Я старался не оставлять следов, уничтожая за собой все, что могло намекнуть на мое приближение.
Чего я боялся?
Мне казалось, что власть переменилась, движется в обратном направлении.
Меня принимали за обычного в наших краях бродягу, никто не хотел верить, что я — это все, что осталось от великой армии. По сути, я был несчастным свидетелем их поражения. Мой вид пробуждал у них неприятные ассоциации с чем-то подсмотренным в детстве. Я воплощал что-то предосудительное.
Больше месяца меня продержали в клинике для душевнобольных, называя неизвестным мне именем, вбивая в меня дребедень чужой жизни, доказывая мне с документами на руках, что я — некто Козодоев Виктор Евстафьевич, руководитель хора слепых девочек. Какие-то люди посещали меня с пирогами и припрятанной водкой, разлапистые тетки и сухонькие, тряские мужички уговаривали смириться, покориться, поверить, не сопротивляться. Я устало кивал, вытирая жирные от их подношений пальцы о синий халат без пуговиц. То были смутные, вялые, недостоверные дни. Толстозадые медсестры курили и играли в домино на дворе, за чадящей кухней, а застенчивые испитые санитары, пригладив кудри, задумчиво вальсируя, подметали длинные белые коридоры.

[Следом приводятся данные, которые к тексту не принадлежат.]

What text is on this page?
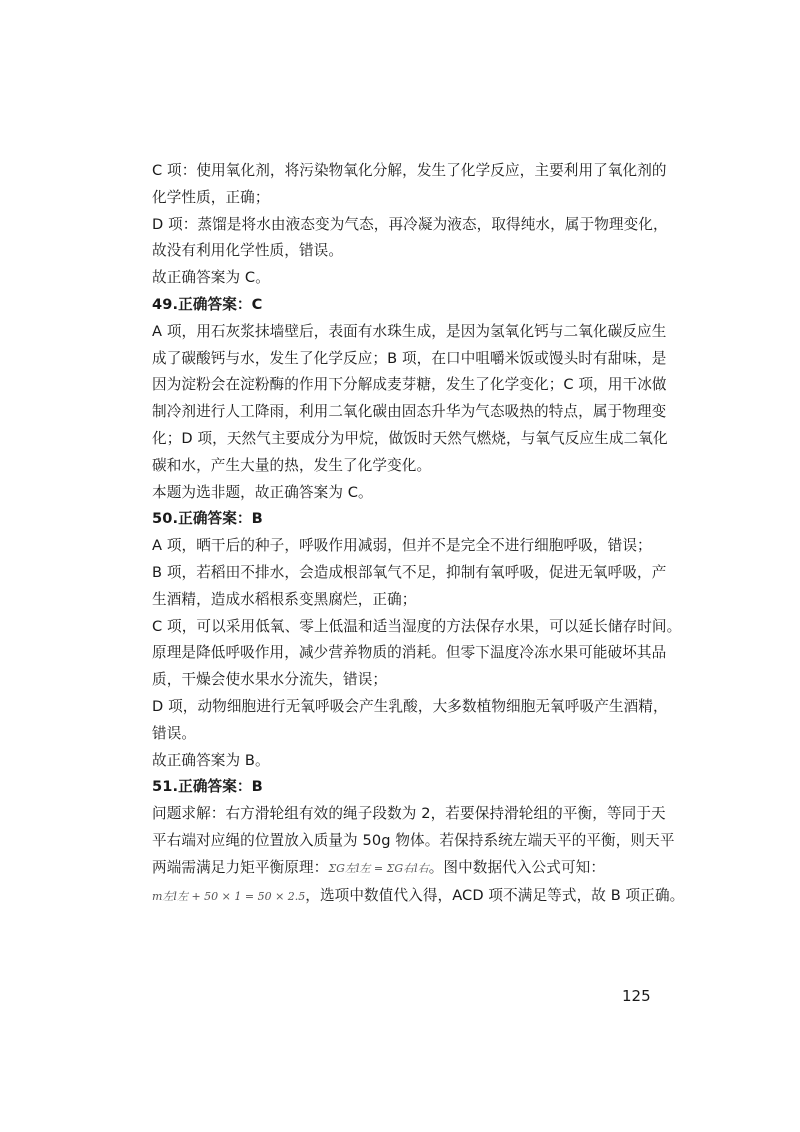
C 项：使用氧化剂，将污染物氧化分解，发生了化学反应，主要利用了氧化剂的
化学性质，正确；
D 项：蒸馏是将水由液态变为气态，再冷凝为液态，取得纯水，属于物理变化，
故没有利用化学性质，错误。
故正确答案为 C。
49.正确答案：C
A 项，用石灰浆抹墙壁后，表面有水珠生成，是因为氢氧化钙与二氧化碳反应生
成了碳酸钙与水，发生了化学反应；B 项，在口中咀嚼米饭或馒头时有甜味，是
因为淀粉会在淀粉酶的作用下分解成麦芽糖，发生了化学变化；C 项，用干冰做
制冷剂进行人工降雨，利用二氧化碳由固态升华为气态吸热的特点，属于物理变
化；D 项，天然气主要成分为甲烷，做饭时天然气燃烧，与氧气反应生成二氧化
碳和水，产生大量的热，发生了化学变化。
本题为选非题，故正确答案为 C。
50.正确答案：B
A 项，晒干后的种子，呼吸作用减弱，但并不是完全不进行细胞呼吸，错误；
B 项，若稻田不排水，会造成根部氧气不足，抑制有氧呼吸，促进无氧呼吸，产
生酒精，造成水稻根系变黑腐烂，正确；
C 项，可以采用低氧、零上低温和适当湿度的方法保存水果，可以延长储存时间。
原理是降低呼吸作用，减少营养物质的消耗。但零下温度冷冻水果可能破坏其品
质，干燥会使水果水分流失，错误；
D 项，动物细胞进行无氧呼吸会产生乳酸，大多数植物细胞无氧呼吸产生酒精，
错误。
故正确答案为 B。
51.正确答案：B
问题求解：右方滑轮组有效的绳子段数为 2，若要保持滑轮组的平衡，等同于天
平右端对应绳的位置放入质量为 50g 物体。若保持系统左端天平的平衡，则天平
两端需满足力矩平衡原理：ΣG左l左 = ΣG右l右。图中数据代入公式可知：
m左l左 + 50 × 1 = 50 × 2.5，选项中数值代入得，ACD 项不满足等式，故 B 项正确。
125
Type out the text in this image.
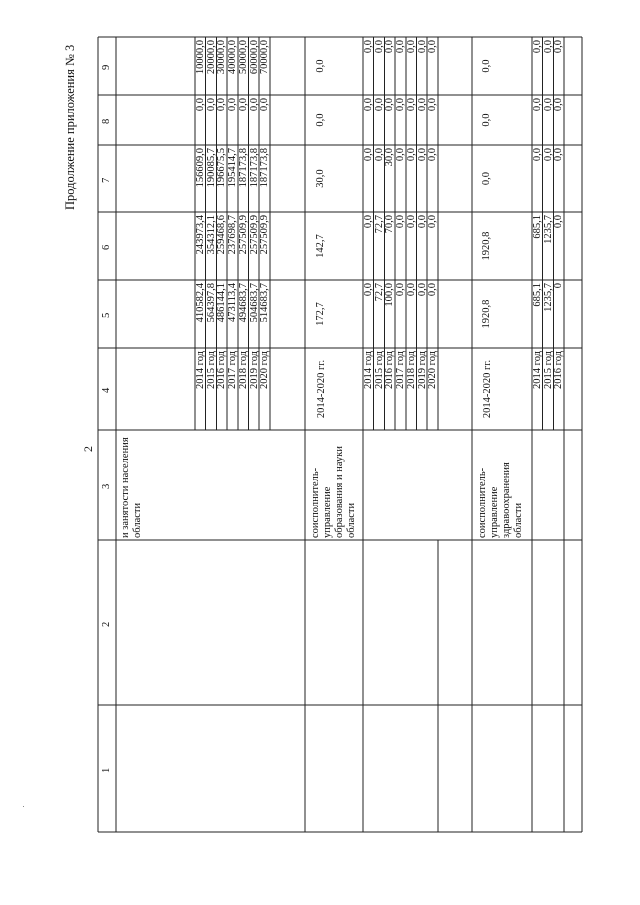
2
Продолжение приложения № 3
1
2
3
4
5
6
7
8
9
и занятости населения области	соисполнитель-управление образования и науки области	соисполнитель-управление здравоохранения области
2014 год
410582,4
243973,4
156609,0
0,0
10000,0
2015 год
564397,8
354312,1
190085,7
0,0
20000,0
2016 год
486144,1
259468,6
196675,5
0,0
30000,0
2017 год
473113,4
237698,7
195414,7
0,0
40000,0
2018 год
494683,7
257509,9
187173,8
0,0
50000,0
2019 год
504683,7
257509,9
187173,8
0,0
60000,0
2020 год
514683,7
257509,9
187173,8
0,0
70000,0
2014-2020 гг.
172,7
142,7
30,0
0,0
0,0
2014 год
0,0
0,0
0,0
0,0
0,0
2015 год
72,7
72,7
0,0
0,0
0,0
2016 год
100,0
70,0
30,0
0,0
0,0
2017 год
0,0
0,0
0,0
0,0
0,0
2018 год
0,0
0,0
0,0
0,0
0,0
2019 год
0,0
0,0
0,0
0,0
0,0
2020 год
0,0
0,0
0,0
0,0
0,0
2014-2020 гг.
1920,8
1920,8
0,0
0,0
0,0
2014 год
685,1
685,1
0,0
0,0
0,0
2015 год
1235,7
1235,7
0,0
0,0
0,0
2016 год
0
0,0
0,0
0,0
0,0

Я убежал однажды ночью, при дружелюбном молчании луны, перемахнув стену с битыми стеклами, ободрав локти, вывихнув ногу. Плача от боли, ковылял по пустынной дороге, пока не упал.
Битва вошла в меня целиком со всем выводком причин и следствий. Она не переставала даже на бегу шевелиться во мне, не только в голове, но и в других, более или менее приличных частях тела. Неужели я смогу от нее избавиться только вместе с моей жизнью, да и после смерти — неизвестно, под чьи мы встаем знамена.
В мое отсутствие, отчасти вынужденное, город сильно изменился, переоделся, сбросил серую робу, нацепил прихотливый наряд. Всюду бегут светящиеся радуги, играют оркестры, со стен румяные гигантессы гарантируют качество мыла, в витринах подбоченились манекены, ночь блестит и сверкает, там, где прежде пугали сырые подворотни, гнилые заборы, загаженные стены, нынче зеленовато-голубым сиянием уходят в зеркальную глубину вереницы увеселительных заведений. Но, увы, сделаешь два шага в сторону, и те же дохнут гнилые провалы, грязь клокочет, и хриплый голос поет, надрываясь, о полюшке-поле…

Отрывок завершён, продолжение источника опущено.